With respect to the scale-dependency issue (Levin, 1992; Cavender-Bares et al., 2006, 2009; Swenson et al., 2006, 2007), we acknowledge that the detected patterns can vary according to phylogenetic combinations or target groups of communities. For example, the best taxonomic resolution and key environmental factor might differ when considering whole prokaryotic communities versus focusing on a particular taxonomic group (Johnson et al., 2006; Martiny et al., 2009). The main objective of this study is to demonstrate the potential of our approach, which assesses community–environment relationships while taking into consideration hierarchical taxonomic information and the concept of phylogenetic niche conservatism; rather than stressing specific conclusions associated with any particular data set. Future studies incorporating both multi-level taxonomic data and multi-scale sampling setups with suitable environmental measurements should allow for: (1) a better resolution of the potential mechanisms involved in prokaryotic community assembly; and (2) an understanding of how these mechanisms shift with spatiotemporal scale and variable target clades.

Conclusion

A comprehensive understanding of biodiversity requires investigation at multiple scales, including scales of space, time and organization (Levin, 1992; Swenson et al., 2006; Cavender-Bares et al., 2009). Community studies have devoted considerable attention to issues of spatial and temporal scales, whereas similar examination and discussion of the organizational scale is limited.
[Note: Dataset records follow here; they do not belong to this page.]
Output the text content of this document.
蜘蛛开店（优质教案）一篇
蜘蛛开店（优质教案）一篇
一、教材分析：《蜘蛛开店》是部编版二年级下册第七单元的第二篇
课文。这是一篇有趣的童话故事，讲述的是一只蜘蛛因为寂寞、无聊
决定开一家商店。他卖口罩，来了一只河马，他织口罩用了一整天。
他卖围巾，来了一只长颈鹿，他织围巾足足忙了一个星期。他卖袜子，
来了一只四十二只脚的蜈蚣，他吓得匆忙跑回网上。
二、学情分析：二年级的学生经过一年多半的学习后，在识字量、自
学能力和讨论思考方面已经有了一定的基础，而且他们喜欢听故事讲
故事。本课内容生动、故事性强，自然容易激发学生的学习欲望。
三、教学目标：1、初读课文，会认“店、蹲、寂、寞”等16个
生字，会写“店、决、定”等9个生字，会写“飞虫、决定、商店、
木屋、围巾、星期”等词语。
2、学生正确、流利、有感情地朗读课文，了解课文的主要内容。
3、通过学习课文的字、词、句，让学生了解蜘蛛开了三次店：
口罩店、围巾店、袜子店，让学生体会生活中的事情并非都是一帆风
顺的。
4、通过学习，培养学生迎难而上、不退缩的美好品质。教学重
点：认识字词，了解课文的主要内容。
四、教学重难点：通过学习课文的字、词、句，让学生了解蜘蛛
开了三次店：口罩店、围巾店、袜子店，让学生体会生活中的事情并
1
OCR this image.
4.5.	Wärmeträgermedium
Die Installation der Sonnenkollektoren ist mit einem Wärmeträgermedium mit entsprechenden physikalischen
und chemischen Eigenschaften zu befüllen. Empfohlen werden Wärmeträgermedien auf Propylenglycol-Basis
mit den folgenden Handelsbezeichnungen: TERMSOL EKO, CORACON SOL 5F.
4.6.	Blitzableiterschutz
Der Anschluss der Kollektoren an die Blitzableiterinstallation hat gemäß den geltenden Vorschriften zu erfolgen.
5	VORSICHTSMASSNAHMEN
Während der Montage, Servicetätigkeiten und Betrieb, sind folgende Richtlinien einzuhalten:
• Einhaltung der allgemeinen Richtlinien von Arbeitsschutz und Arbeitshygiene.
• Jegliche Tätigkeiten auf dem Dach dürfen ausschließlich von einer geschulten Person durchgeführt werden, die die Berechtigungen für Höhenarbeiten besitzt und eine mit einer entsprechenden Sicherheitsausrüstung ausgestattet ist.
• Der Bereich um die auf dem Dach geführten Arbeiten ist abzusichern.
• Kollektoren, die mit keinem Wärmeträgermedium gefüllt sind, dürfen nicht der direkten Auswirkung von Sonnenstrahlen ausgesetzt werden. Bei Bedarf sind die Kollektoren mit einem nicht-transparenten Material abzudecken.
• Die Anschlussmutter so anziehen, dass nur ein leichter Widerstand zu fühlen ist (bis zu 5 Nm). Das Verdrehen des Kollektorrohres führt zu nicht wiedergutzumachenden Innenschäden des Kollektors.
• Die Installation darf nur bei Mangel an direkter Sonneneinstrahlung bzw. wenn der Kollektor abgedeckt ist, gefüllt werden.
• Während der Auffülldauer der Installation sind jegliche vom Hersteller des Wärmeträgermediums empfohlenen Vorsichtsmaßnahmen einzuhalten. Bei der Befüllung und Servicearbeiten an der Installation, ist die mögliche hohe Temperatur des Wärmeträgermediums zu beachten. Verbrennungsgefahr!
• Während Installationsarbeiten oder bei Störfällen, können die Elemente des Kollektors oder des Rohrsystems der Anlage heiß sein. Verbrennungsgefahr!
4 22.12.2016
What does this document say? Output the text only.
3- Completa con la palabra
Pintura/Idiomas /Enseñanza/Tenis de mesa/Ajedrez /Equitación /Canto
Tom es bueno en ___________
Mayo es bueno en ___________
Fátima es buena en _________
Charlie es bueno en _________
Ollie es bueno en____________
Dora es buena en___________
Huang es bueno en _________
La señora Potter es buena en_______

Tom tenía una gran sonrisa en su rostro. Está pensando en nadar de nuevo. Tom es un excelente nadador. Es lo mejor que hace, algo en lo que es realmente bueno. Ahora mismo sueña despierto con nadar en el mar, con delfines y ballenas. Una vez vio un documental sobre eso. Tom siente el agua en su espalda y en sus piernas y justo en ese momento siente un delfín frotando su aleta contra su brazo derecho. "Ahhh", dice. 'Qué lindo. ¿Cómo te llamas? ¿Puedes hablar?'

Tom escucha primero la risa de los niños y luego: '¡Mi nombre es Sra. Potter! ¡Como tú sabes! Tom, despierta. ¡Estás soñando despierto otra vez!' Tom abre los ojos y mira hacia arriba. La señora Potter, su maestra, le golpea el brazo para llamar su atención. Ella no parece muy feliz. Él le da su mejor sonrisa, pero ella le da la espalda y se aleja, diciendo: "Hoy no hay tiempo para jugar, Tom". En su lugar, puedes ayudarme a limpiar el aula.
Here we used eight prokaryotic data sets to show that systematically investigating community structure at fine to broad taxonomic resolutions is practical and meaningful. Specifically, our detected patterns (Figure 3) reinforce the current notion of ecological coherence in deep prokaryotic branches (Philippot et al., 2009, 2010), which suggest that broad-level taxonomic classification might be useful for making generalizations about the biogeographic distribution of prokaryotic taxa, at least in the context of some environmental drivers. Through these cases, we demonstrate that tracking the strength of community–environment relationships along taxonomic ranks might serve as a means to uncover macro-evolutionary patterns, adding a new and important perspective to the evidence regarding niche conservatism or niche divergence in community assembly (Figure 1). We believe this approach could be applied to any community–environment data, including micro- and macro-organisms, to provide evolutionary insights into observed community structure.